Poster
Language-Image Pre-training with Long Captions
Kecheng Zheng · Yifei Zhang · Wei Wu · Fan Lu · Shuailei Ma · Xin Jin · Wei Chen · Yujun Shen
# 97
Language-image pre-training largely relies on how precisely and thoroughly a text describes its paired image. In practice, however, the contents of an image can be so rich that well describing them requires lengthy captions (\textit{e.g.}, with 10 sentences), which are usually missing in existing datasets. Consequently, there are currently no clear evidences on whether and how language-image pre-training could benefit from long captions. To figure this out, we first re-caption 30M images with detailed descriptions using a pre-trained Multi-modality Large Language Model (MLLM), and then study the usage of the resulting captions under a contrastive learning framework. We observe that, each sentence within a long caption is very likely to describe the image partially (\textit{e.g.}, an object).
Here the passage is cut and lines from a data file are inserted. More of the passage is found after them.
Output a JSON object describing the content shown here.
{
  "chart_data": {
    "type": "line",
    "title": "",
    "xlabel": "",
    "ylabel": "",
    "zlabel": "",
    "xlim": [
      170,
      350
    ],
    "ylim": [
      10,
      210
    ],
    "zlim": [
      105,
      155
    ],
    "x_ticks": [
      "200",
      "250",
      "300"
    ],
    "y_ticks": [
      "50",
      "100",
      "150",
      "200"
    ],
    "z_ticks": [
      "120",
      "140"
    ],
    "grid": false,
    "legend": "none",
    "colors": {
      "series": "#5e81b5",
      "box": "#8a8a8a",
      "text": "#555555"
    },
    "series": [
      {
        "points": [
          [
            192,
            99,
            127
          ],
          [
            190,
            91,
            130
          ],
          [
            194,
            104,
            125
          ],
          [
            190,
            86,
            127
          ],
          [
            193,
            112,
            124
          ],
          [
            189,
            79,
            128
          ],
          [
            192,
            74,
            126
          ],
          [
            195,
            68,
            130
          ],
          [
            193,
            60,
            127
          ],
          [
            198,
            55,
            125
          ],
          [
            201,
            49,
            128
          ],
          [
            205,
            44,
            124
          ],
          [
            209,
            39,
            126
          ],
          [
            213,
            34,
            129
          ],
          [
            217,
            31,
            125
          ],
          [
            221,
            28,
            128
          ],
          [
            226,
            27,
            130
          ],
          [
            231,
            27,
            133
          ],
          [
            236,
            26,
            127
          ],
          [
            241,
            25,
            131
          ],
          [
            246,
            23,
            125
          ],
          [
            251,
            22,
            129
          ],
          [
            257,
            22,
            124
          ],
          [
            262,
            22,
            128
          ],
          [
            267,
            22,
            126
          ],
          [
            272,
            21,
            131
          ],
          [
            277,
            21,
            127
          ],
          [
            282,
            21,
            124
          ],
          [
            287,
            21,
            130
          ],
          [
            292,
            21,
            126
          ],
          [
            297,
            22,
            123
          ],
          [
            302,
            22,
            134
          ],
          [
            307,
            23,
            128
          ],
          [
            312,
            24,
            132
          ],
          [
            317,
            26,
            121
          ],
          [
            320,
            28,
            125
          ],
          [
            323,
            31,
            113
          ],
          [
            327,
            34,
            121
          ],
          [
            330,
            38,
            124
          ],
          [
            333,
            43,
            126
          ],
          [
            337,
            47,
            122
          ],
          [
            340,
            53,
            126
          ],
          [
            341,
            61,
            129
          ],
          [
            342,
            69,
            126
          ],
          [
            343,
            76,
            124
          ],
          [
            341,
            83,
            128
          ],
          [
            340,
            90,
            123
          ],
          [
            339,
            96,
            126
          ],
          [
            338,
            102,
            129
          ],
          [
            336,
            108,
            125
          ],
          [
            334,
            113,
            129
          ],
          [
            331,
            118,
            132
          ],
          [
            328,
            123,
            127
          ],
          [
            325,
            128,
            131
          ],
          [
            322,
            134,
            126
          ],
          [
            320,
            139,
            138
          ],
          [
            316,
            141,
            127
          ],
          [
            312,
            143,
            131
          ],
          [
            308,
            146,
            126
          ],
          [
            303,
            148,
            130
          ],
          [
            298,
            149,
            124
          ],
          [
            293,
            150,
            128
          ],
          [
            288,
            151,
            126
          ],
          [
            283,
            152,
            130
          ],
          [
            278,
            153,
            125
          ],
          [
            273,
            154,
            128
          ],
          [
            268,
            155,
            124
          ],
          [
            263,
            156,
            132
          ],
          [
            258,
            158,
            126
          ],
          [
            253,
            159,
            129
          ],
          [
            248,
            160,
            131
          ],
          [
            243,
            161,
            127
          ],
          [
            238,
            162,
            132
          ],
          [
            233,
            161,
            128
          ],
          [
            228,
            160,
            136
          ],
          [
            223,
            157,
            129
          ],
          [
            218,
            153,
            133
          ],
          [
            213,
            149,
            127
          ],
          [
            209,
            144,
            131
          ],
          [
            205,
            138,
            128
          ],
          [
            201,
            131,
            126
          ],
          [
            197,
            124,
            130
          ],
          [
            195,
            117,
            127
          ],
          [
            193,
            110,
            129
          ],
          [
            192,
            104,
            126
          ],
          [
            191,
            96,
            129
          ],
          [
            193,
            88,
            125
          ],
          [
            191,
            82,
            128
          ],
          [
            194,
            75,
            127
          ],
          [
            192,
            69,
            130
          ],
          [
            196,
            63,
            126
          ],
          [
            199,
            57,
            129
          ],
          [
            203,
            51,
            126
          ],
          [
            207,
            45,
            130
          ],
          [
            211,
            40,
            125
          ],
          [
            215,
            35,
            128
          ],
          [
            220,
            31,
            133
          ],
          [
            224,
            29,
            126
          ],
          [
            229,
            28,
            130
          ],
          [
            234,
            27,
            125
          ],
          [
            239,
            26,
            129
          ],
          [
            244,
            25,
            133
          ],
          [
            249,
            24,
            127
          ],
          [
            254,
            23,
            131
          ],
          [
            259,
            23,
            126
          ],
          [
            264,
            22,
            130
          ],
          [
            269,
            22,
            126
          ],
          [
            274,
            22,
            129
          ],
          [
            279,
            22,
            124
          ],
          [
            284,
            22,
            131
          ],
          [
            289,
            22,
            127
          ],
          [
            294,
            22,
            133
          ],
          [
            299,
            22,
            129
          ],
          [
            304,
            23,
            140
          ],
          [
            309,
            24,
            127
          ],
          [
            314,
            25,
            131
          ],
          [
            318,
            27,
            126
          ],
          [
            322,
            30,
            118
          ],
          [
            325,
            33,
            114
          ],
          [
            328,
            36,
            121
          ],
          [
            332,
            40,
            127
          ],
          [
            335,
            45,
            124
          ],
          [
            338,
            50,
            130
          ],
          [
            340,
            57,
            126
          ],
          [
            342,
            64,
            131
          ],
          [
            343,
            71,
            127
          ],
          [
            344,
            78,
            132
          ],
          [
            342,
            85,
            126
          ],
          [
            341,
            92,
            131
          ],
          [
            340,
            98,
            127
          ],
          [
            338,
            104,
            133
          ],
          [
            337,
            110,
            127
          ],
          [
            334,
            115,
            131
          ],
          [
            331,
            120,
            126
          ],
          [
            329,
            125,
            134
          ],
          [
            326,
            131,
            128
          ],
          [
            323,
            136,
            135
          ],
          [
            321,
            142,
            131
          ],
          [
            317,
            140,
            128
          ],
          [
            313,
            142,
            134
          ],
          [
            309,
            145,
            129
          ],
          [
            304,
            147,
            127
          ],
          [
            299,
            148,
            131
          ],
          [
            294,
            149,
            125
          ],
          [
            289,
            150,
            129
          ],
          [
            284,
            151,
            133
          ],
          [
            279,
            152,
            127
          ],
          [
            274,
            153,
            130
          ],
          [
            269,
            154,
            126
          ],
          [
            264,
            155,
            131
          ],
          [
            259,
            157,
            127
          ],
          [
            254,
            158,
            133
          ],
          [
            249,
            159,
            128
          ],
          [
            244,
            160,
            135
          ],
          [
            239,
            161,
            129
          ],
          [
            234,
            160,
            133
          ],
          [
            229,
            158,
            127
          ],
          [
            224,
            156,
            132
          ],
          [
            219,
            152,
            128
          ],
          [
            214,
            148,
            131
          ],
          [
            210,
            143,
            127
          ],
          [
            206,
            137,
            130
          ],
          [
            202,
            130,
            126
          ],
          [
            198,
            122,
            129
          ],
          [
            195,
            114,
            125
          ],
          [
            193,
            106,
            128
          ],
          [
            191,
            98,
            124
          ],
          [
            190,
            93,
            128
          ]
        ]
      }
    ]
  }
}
Motivated by this, we propose to dynamically sample sub-captions from the text label to construct multiple positive pairs, and introduce a grouping loss to match the embeddings of each sub-caption with its corresponding local image patches in a self-supervised manner. Experimental results on a wide rage of downstream tasks demonstrate the consistent superiority of our method, termed DreamLIP, over previous alternatives, highlighting its fine-grained representational capacity. It is noteworthy that, on the tasks of image-text retrieval and semantic segmentation, our model trained with 30M image-text pairs achieves on par or even better performance than CLIP trained with 400M pairs. The code and generated captions will be made publicly available.